I'm having trouble creating a 2d array and filling it with values and then reading the array and getting totally different values. The strange thing is I have two maintain two arrays, and one of them is storing values correctly, and the other is not. I'm pretty sure I'm not overwriting elements either. I assume I'm making some stupid error that is obvious to someone who isn't horrible with C.
Please note I'm implementing the viterbi algorithm, but the general algo I understand and have a working python implementation of, it's just the arrays in c are giving me grief.
What I'm doing:
1) Malloc two arrays, they are used as 2D arrays, but I allocate a contiguous block of memory. I do not initialize the arrays explicitly as I should fill every entry in them as go through the forward step of the viterbi algo.

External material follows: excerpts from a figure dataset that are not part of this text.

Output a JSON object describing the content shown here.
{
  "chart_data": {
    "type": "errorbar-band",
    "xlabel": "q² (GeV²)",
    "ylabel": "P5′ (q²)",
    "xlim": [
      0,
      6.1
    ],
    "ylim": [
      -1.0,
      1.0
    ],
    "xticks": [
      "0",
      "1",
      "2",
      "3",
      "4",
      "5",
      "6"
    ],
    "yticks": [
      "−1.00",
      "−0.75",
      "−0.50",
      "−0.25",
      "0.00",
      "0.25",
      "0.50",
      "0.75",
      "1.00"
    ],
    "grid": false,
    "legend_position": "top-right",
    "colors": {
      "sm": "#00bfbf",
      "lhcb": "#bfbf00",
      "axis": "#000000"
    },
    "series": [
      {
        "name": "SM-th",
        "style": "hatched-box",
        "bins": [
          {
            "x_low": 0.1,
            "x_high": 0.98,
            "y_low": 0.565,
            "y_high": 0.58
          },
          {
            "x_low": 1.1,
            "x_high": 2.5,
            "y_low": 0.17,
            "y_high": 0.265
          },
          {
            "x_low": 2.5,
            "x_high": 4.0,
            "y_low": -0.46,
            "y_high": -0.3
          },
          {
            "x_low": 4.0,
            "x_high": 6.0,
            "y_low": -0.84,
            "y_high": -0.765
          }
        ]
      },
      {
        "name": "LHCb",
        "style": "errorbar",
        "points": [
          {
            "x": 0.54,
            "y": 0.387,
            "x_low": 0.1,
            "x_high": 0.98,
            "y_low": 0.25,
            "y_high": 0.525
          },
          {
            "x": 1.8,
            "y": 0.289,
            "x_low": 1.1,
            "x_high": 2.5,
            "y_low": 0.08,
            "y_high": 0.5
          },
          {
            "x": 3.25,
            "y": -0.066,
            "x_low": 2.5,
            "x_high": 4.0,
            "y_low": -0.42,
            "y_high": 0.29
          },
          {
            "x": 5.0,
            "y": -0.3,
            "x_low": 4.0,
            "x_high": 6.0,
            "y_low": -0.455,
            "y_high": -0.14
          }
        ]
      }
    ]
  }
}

double *viterbi_table = malloc(sizeof(double) * n_samples * n_states);
int *best_path_table = malloc(sizeof(int) * n_samples * n_states);
2) For the forward portion of the viterbi algo, I walk through the observed data, and calculate the most likely possible states and probabilities for each state.
for (t = 1; t < n_samples; t++) // for each piece of observed data
{
for (i = 0; i < n_states; i++)
{
max_state_index = 0;
max_p = -DBL_MAX;
// calculate the max state and probability by looping through all the states
// yada yada...
// IMPORTANT PART: We set the array values here
viterbi_table[t * n_samples + i] = max_p;
best_path_table[t * n_samples + i] = max_state_index;
printf("\tbest_path_table[%d][%d] or [%d] = %d => %d\n",
i, t, t * n_samples + i, best_path_table[t * n_samples + i], max_state_index);
}
// IMPORTANT PART: print out rows of best path table to see if what we thought we inserted is in there
if (debug)
{
printf("best_path, [ ", t);
for (i = 0; i < n_states; i++)
{
printf("[%d], %d ", t * n_samples + i, best_path_table[t * n_samples + i]);
}
printf("]\n");
}
}
3) I run the code, and instead of having the array elements I set match with what I thought I set them to, I get big negative or positive numbers that look like uninitialized elements. What gives? I assigned a value to those blocks. Here's a selected portion of output that shows the problem.
t=36 => sample=X
best_path_table[0][36] or [1404] = 0 => 0
best_path_table[1][36] or [1405] = 0 => 0
best_path_table[2][36] or [1406] = 0 => 0
best_path_table[3][36] or [1407] = 0 => 0
...
best_path, [ [1404], 1399607453 [1405], -1070347604 [1406], 1399607453 [1407], 0 ... ]
By way of the contrast, the below one is correct.
t=37 => sample=X
best_path_table[0][37] or [1443] = 3 => 3
best_path_table[1][37] or [1444] = 3 => 3
best_path_table[2][37] or [1445] = 3 => 3
...
best_path, [ [1443], 3 [1444], 3 [1445], ... ]
When I run the code for a short piece of data, say < 12 observations, I don't have problems like this. When I run it for longer data, I have most of the best path table not filled correctly- it seems like the pattern is like so:
observation#
1) correct
2-3) garbage
4) correct
4-5) garbage
and so on
Code
See this gist. It has no dependencies to 3rd party libraries.
EDIT:
The first row of the viterbi table is initialized in a step prior to the forward part of the algorithm.
for (i = 0; i < n_states; i++)
{
state_i = states[i];
sample_t = samples[0];
viterbi_table[i*n_samples]
= prior(state_i, 0, true) + emission(sample_t, state_i, true);
}
EDIT2:
In a prior version of the code, I was doing the more standard 2D array initialization (in non-contiguous blocks) and corresponding array accesses. This gave me bus error
consistently for larger pieces of input data, which totally makes sense.
double **viterbi_table = malloc(sizeof * viterbi_table * n_states);
int **best_path_table = malloc(sizeof * best_path_table * n_states);
...
viterbi_table[j][t - 1] = ...
EDIT3, Comments on solution:
It turns out this was a stupid subscript mistake. The viterbi and best path arrays are n_samples * n_states in size, that is 17 * 39 = 663. That rules out any an index of 1404 as in my example.
The specific problem is that my array indexing was a mess because I mistakenly used n_samples instead of n_states. For a given observation index t (30), and a given state index i (14), the calculation looks as follows:
// Original, wrong
t * n_samples + i = 30 * 39 + 14 = 1184
// New, correct
t * n_states + i = 30 * 17 + 14 = 524
The variable t
already encodes the number of samples we are at, so we just need to multiply that by the number of states.
EDIT4, Fixed Code: Fixed code can be found here. I've also adjusted the emission and transition probabilities for my use cases.